The problem is actually not that the rendering itself is not quick. The rendering itself actually takes practically no time. I just looked into it, and the reason this is taking so long is that while the client renders the comment, it actually waits until the next server polling interval (every 20 seconds on production) to display it, which is actually a quite easy-to-fix bug.
Also: Just realized comments seem to not appear for a few seconds after posting them, which seems to be the result of one of the performance things that I’ve done. I thought it was fine when I first tried it locally, but the delay is a bit larger on the live server, and so I am probably going to reverse that specific change. I find seeing an empty comment after posting really unsettling and I feel afraid that my content might have been lost or something.
I agree that it’s unpleasantly unsettling. What’s worse is that (for me) after initially posting a comment, at least some of the time its content never appears at all unless I e.g. edit the comment. I guess some timeout is expiring.
If doing this makes things better in some other way, perhaps there’s a way to give a visual indication that what the user is seeing is known not to be up to date but should get refreshed shortly? Depending on what the advantages of the change were, this might be better than just backing it out. Obviously the right thing is to make it so fast that it isn’t an issue at all :-).
[EDITED to add:] To my surprise, I find that if I open another instance of the same page it doesn’t have the newly posted comment on it, but an empty comment just like the original page where I posted it. So I guess it isn’t just a matter of taking time to reload content, but something more complicated. I don’t have a good mental model of what might be happening underneath to produce this effect, but my gut says it probably isn’t a good idea.
This should be fixed now. Sorry for anyone who felt unsettled by this.
(Apologies for the kinda-redundant comment; I wanted to test something that required a new one.) So if I post a comment and then immediately—while it’s showing as an empty comment—close the window, then the thing-showing-as-an-empty-comment still shows up empty in other windows but can be edited and has all its actual content. So I’m guessing there’s some nontrivial rendering process that happens in the background on the server, and until that’s done the “rendered” version of the comment is whatever it used to be, which for a new comment is empty?

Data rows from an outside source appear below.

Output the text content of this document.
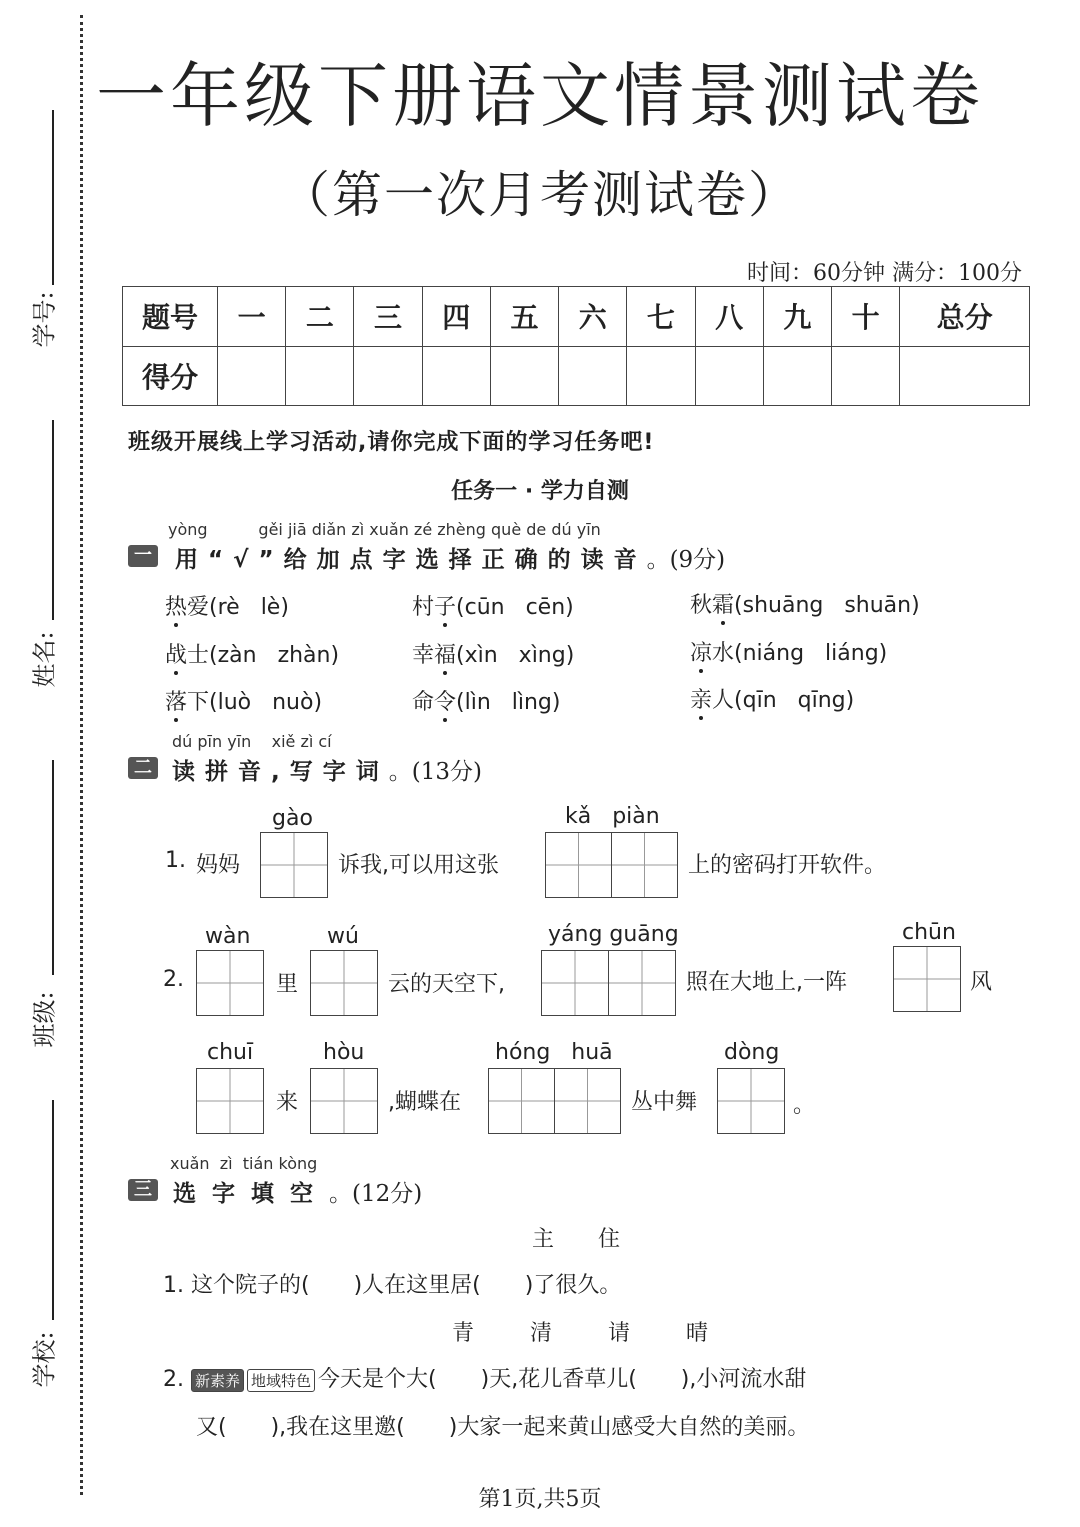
学号:
姓名:
班级:
学校:
一年级下册语文情景测试卷
（第一次月考测试卷）
时间：60分钟 满分：100分
题号	一	二	三	四	五	六	七	八	九	十	总分
得分											
班级开展线上学习活动,请你完成下面的学习任务吧!
任务一 · 学力自测
yòng          gěi jiā diǎn zì xuǎn zé zhèng què de dú yīn
一 用“√”给加点字选择正确的读音。(9分)
热爱(rè   lè)	村子(cūn   cēn)	秋霜(shuāng   shuān)
战士(zàn   zhàn)	幸福(xìn   xìng)	凉水(niáng   liáng)
落下(luò   nuò)	命令(lìn   lìng)	亲人(qīn   qīng)
dú pīn yīn    xiě zì cí
二 读拼音,写字词。(13分)
gào	kǎ   piàn
1. 妈妈	诉我,可以用这张	上的密码打开软件。
wàn	wú	yáng guāng	chūn
2.	里	云的天空下,	照在大地上,一阵	风
chuī	hòu	hóng   huā	dòng
来	,蝴蝶在	丛中舞	。
xuǎn  zì  tián kòng
三 选字填空。(12分)
主　　住
1. 这个院子的(　　)人在这里居(　　)了很久。
青　　清　　请　　晴
2. 新素养 地域特色 今天是个大(　　)天,花儿香草儿(　　),小河流水甜
又(　　),我在这里邀(　　)大家一起来黄山感受大自然的美丽。
第1页,共5页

If so, then (what I assume to be) the fact that this “rendering” process is slow enough to be worth trying to do in the background seems pretty scary. How can that not be really quick?
The problem is actually not that the rendering itself is not quick. The rendering itself actually takes practically no time. I just looked into it, and the reason this is taking so long is that while the client renders the comment, it actually waits until the next server polling interval (every 20 seconds on production) to display it, which is actually a quite easy-to-fix bug.